When should i wrap a DOM object with $()?

Question

Using JQuery:

Sometimes, I can do variable.val() and it works. Sometimes, I'm required to use $(variable).val().

I want to be able to make the choice without trial-and-error.

Does anyone know when to wrap an object with $() while using JQuery?

Answer 1

Wrapping a DOM object with $() will convert it to a jQuery Wrapped Set Element. This way you should be able to call jQuery methods with it (val(), attr(), show(), hide(), serialize()).

If however you need to get or set pure javascript properties, then you shouldn't wrap it.

Answer 2

Does anyone know when to wrap an object with $() while using JQuery?

To the point: when obj instanceof jQuery returns false. This is often the case with this and method arguments (unless the method is documented so that the argument MUST be a jQuery object).

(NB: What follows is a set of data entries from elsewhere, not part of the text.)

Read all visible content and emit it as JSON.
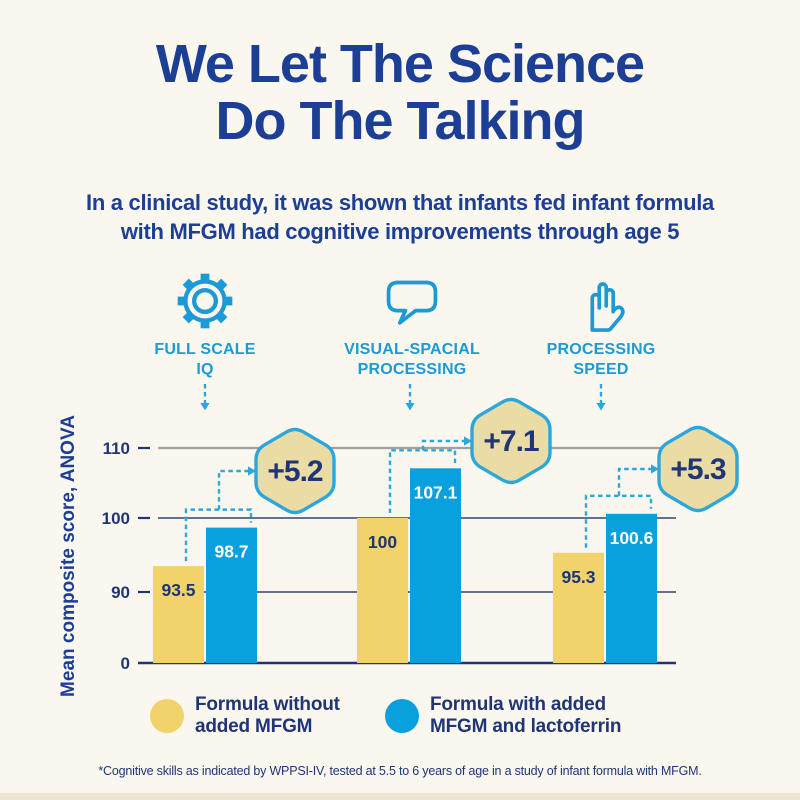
{
  "title": {
    "line1": "We Let The Science",
    "line2": "Do The Talking"
  },
  "subtitle": {
    "line1": "In a clinical study, it was shown that infants fed infant formula",
    "line2": "with MFGM had cognitive improvements through age 5"
  },
  "categories_header": [
    {
      "icon": "gear-icon",
      "line1": "FULL SCALE",
      "line2": "IQ"
    },
    {
      "icon": "speech-bubble-icon",
      "line1": "VISUAL-SPACIAL",
      "line2": "PROCESSING"
    },
    {
      "icon": "hand-icon",
      "line1": "PROCESSING",
      "line2": "SPEED"
    }
  ],
  "chart_data": {
    "type": "bar",
    "ylabel": "Mean composite score, ANOVA",
    "yticks": [
      0,
      90,
      100,
      110
    ],
    "axis_note": "broken axis: 0 to 90 compressed",
    "grid": "horizontal",
    "legend_position": "bottom",
    "categories": [
      "Full Scale IQ",
      "Visual-Spacial Processing",
      "Processing Speed"
    ],
    "series": [
      {
        "name": "Formula without added MFGM",
        "color": "#F2D26A",
        "values": [
          93.5,
          100,
          95.3
        ]
      },
      {
        "name": "Formula with added MFGM and lactoferrin",
        "color": "#09A0DE",
        "values": [
          98.7,
          107.1,
          100.6
        ]
      }
    ],
    "deltas": [
      "+5.2",
      "+7.1",
      "+5.3"
    ]
  },
  "legend": [
    {
      "swatch_color": "#F2D26A",
      "line1": "Formula without",
      "line2": "added MFGM"
    },
    {
      "swatch_color": "#09A0DE",
      "line1": "Formula with added",
      "line2": "MFGM and lactoferrin"
    }
  ],
  "footnote": "*Cognitive skills as indicated by WPPSI-IV, tested at 5.5 to 6 years of age in a study of infant formula with MFGM.",
  "colors": {
    "background": "#FAF7EF",
    "navy_heading": "#1C3E94",
    "navy_text": "#1F3575",
    "cyan": "#1B9AD6",
    "dash_cyan": "#2BA7DC",
    "bar_yellow": "#F2D26A",
    "bar_blue": "#09A0DE",
    "badge_fill": "#EBDCA6",
    "badge_border": "#2BA7DC",
    "grid_grey": "#9EA0A3"
  }
}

So if you have a this and you want to have jQuery functions, then you need to wrap it. E.g.

function() {
   $this = $(this);
   $this.val();
}

Also if you have a function whose arguments are not necessarily jQuery elements and you want to ensure that they are, then you need to wrap it first. E.g.

function(e) {
    e = $(e);
    e.val();
}

It does not harm to re-wrap an jQuery element.

Answer 3

At the beginning of learning jQuery, it is often trial-and-error to seek out when a variable is already wrapped or not. For example, in event functions, the this-variable is not a jQuery-object. Also, I believe it's not dangerous at all to re-wrap a jQuery-object.

I don't think it's something you need to worry about, because you'll find out soon enough when to wrap and when not to, as you write more jQuery-code in the future.

Answer 4

If you have an event handler then to get val() you would need to wrap it, as elem below is not wrapped, but you could just do elem.value in my example below.

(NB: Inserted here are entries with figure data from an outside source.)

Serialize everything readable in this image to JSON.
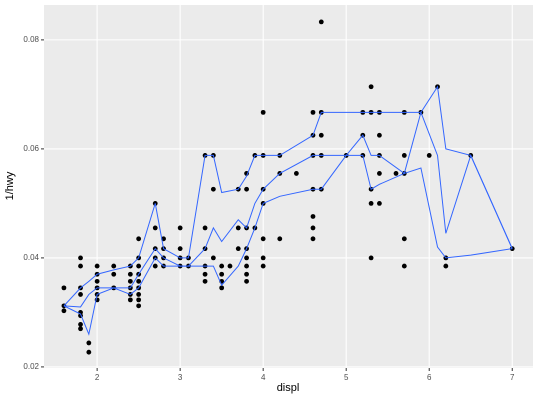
{
  "chart_data": {
    "type": "scatter",
    "x_label": "displ",
    "y_label": "1/hwy",
    "point_color": "#000000",
    "line_color": "#3366ff",
    "grid": true,
    "panel_color": "#ebebeb",
    "xlim": [
      1.36,
      7.25
    ],
    "ylim": [
      0.0198,
      0.0864
    ],
    "xticks": [
      2,
      3,
      4,
      5,
      6,
      7
    ],
    "yticks": [
      0.02,
      0.04,
      0.06,
      0.08
    ],
    "x": [
      1.6,
      1.6,
      1.6,
      1.8,
      1.8,
      1.8,
      1.8,
      1.8,
      1.8,
      1.8,
      1.8,
      1.9,
      1.9,
      2.0,
      2.0,
      2.0,
      2.0,
      2.0,
      2.0,
      2.2,
      2.2,
      2.2,
      2.4,
      2.4,
      2.4,
      2.4,
      2.4,
      2.4,
      2.5,
      2.5,
      2.5,
      2.5,
      2.5,
      2.5,
      2.5,
      2.5,
      2.5,
      2.7,
      2.7,
      2.7,
      2.7,
      2.7,
      2.8,
      2.8,
      2.8,
      2.8,
      3.0,
      3.0,
      3.0,
      3.0,
      3.1,
      3.1,
      3.3,
      3.3,
      3.3,
      3.3,
      3.3,
      3.3,
      3.4,
      3.4,
      3.4,
      3.5,
      3.5,
      3.5,
      3.5,
      3.6,
      3.7,
      3.7,
      3.7,
      3.8,
      3.8,
      3.8,
      3.8,
      3.8,
      3.8,
      3.8,
      3.8,
      3.9,
      3.9,
      4.0,
      4.0,
      4.0,
      4.0,
      4.0,
      4.0,
      4.0,
      4.2,
      4.2,
      4.2,
      4.4,
      4.6,
      4.6,
      4.6,
      4.6,
      4.6,
      4.6,
      4.6,
      4.7,
      4.7,
      4.7,
      4.7,
      4.7,
      5.0,
      5.2,
      5.2,
      5.2,
      5.3,
      5.3,
      5.3,
      5.3,
      5.3,
      5.4,
      5.4,
      5.4,
      5.4,
      5.4,
      5.6,
      5.7,
      5.7,
      5.7,
      5.7,
      5.7,
      5.9,
      6.0,
      6.1,
      6.2,
      6.2,
      6.5,
      7.0
    ],
    "y": [
      0.0345,
      0.0312,
      0.0303,
      0.04,
      0.0385,
      0.0345,
      0.0333,
      0.03,
      0.0294,
      0.0278,
      0.027,
      0.0244,
      0.0227,
      0.0385,
      0.037,
      0.0357,
      0.0345,
      0.0333,
      0.0323,
      0.0385,
      0.037,
      0.0345,
      0.0385,
      0.037,
      0.0357,
      0.0345,
      0.0333,
      0.0323,
      0.0435,
      0.04,
      0.0385,
      0.037,
      0.0357,
      0.0345,
      0.0333,
      0.0323,
      0.0312,
      0.05,
      0.0455,
      0.0417,
      0.04,
      0.0385,
      0.0435,
      0.0417,
      0.04,
      0.0385,
      0.0455,
      0.0417,
      0.04,
      0.0385,
      0.04,
      0.0385,
      0.0588,
      0.0455,
      0.0417,
      0.0385,
      0.037,
      0.0357,
      0.0588,
      0.0526,
      0.04,
      0.0385,
      0.037,
      0.0357,
      0.0345,
      0.0385,
      0.0526,
      0.0455,
      0.0417,
      0.0555,
      0.0526,
      0.0455,
      0.0417,
      0.04,
      0.0385,
      0.037,
      0.0357,
      0.0588,
      0.0455,
      0.0667,
      0.0588,
      0.0526,
      0.05,
      0.0435,
      0.04,
      0.0385,
      0.0588,
      0.0555,
      0.0435,
      0.0555,
      0.0667,
      0.0625,
      0.0588,
      0.0526,
      0.0476,
      0.0455,
      0.0435,
      0.0833,
      0.0667,
      0.0625,
      0.0588,
      0.0526,
      0.0588,
      0.0667,
      0.0625,
      0.0588,
      0.0714,
      0.0667,
      0.0526,
      0.05,
      0.04,
      0.0667,
      0.0625,
      0.0588,
      0.0555,
      0.05,
      0.0555,
      0.0667,
      0.0588,
      0.0555,
      0.0435,
      0.0385,
      0.0667,
      0.0588,
      0.0714,
      0.04,
      0.0385,
      0.0588,
      0.0417
    ],
    "line_x": [
      1.6,
      1.8,
      1.9,
      2.0,
      2.2,
      2.4,
      2.5,
      2.7,
      2.8,
      3.0,
      3.1,
      3.3,
      3.4,
      3.5,
      3.7,
      3.8,
      3.9,
      4.0,
      4.2,
      4.6,
      4.7,
      5.0,
      5.2,
      5.3,
      5.4,
      5.7,
      5.9,
      6.1,
      6.2,
      6.5,
      7.0
    ],
    "lines": [
      {
        "values": [
          0.0312,
          0.0345,
          0.0357,
          0.037,
          0.0378,
          0.0385,
          0.04,
          0.05,
          0.0417,
          0.04,
          0.04,
          0.0588,
          0.0588,
          0.052,
          0.0526,
          0.055,
          0.0588,
          0.0588,
          0.0588,
          0.0625,
          0.0667,
          0.0667,
          0.0667,
          0.0667,
          0.0667,
          0.0667,
          0.0667,
          0.0714,
          0.06,
          0.0588,
          0.0417
        ]
      },
      {
        "values": [
          0.0312,
          0.031,
          0.0333,
          0.0345,
          0.0345,
          0.0345,
          0.037,
          0.0417,
          0.04,
          0.0385,
          0.0385,
          0.0417,
          0.0455,
          0.043,
          0.047,
          0.0455,
          0.05,
          0.0526,
          0.0555,
          0.0588,
          0.0588,
          0.0588,
          0.0625,
          0.0588,
          0.0588,
          0.0555,
          0.0667,
          0.0588,
          0.0445,
          0.0588,
          0.0417
        ]
      },
      {
        "values": [
          0.0312,
          0.0297,
          0.026,
          0.0333,
          0.0345,
          0.0333,
          0.0345,
          0.04,
          0.0385,
          0.0385,
          0.0385,
          0.0385,
          0.0385,
          0.035,
          0.0385,
          0.0417,
          0.0455,
          0.05,
          0.0513,
          0.0526,
          0.0526,
          0.0588,
          0.0588,
          0.0526,
          0.0535,
          0.0555,
          0.0565,
          0.042,
          0.04,
          0.0405,
          0.0417
        ]
      }
    ]
  }
}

$('#someid').bind('click', function(e) {
  var elem = e.currentTarget;
}

If you didn't get the element from using a selector you will probably need to wrap it.

You could just have a utility function that will return a wrapped element, if you really want it, so it is always wrapped.

Just pass in any element to it, and it can then check if it is a jquery object and if not wrap it, but it will always return the wrapped version.

Answer 5

There's no harm in always using $(something) (if you plan to use jQuery methods on something)

Answer 6

Simply put $(variable) takes a DOM element and creates a jQuery object. You need to use it any time you end up with a DOM object rather than a jQuery object.

The most likely reasons you'd get a DOM object would be:

1. Events - In any event you bind (like click) in jQuery, the this variable and all the event arguments will reference DOM objects (not jQuery objects).
2. Non-jQuery javascript - If you have parts of your code that still use document.getElementById (Like if you have some legacy javascript or are referencing a third-party library that's not a jQuery plugin for some reason) then these will be DOM objects and need to be wrapped.

There is however no harm in calling $(variable) if variable is already a jQuery object, beyond the obfuscation to someone who might presume it's a DOM object by how you use it, and you can always get back to the DOM object by calling $(variable)[0].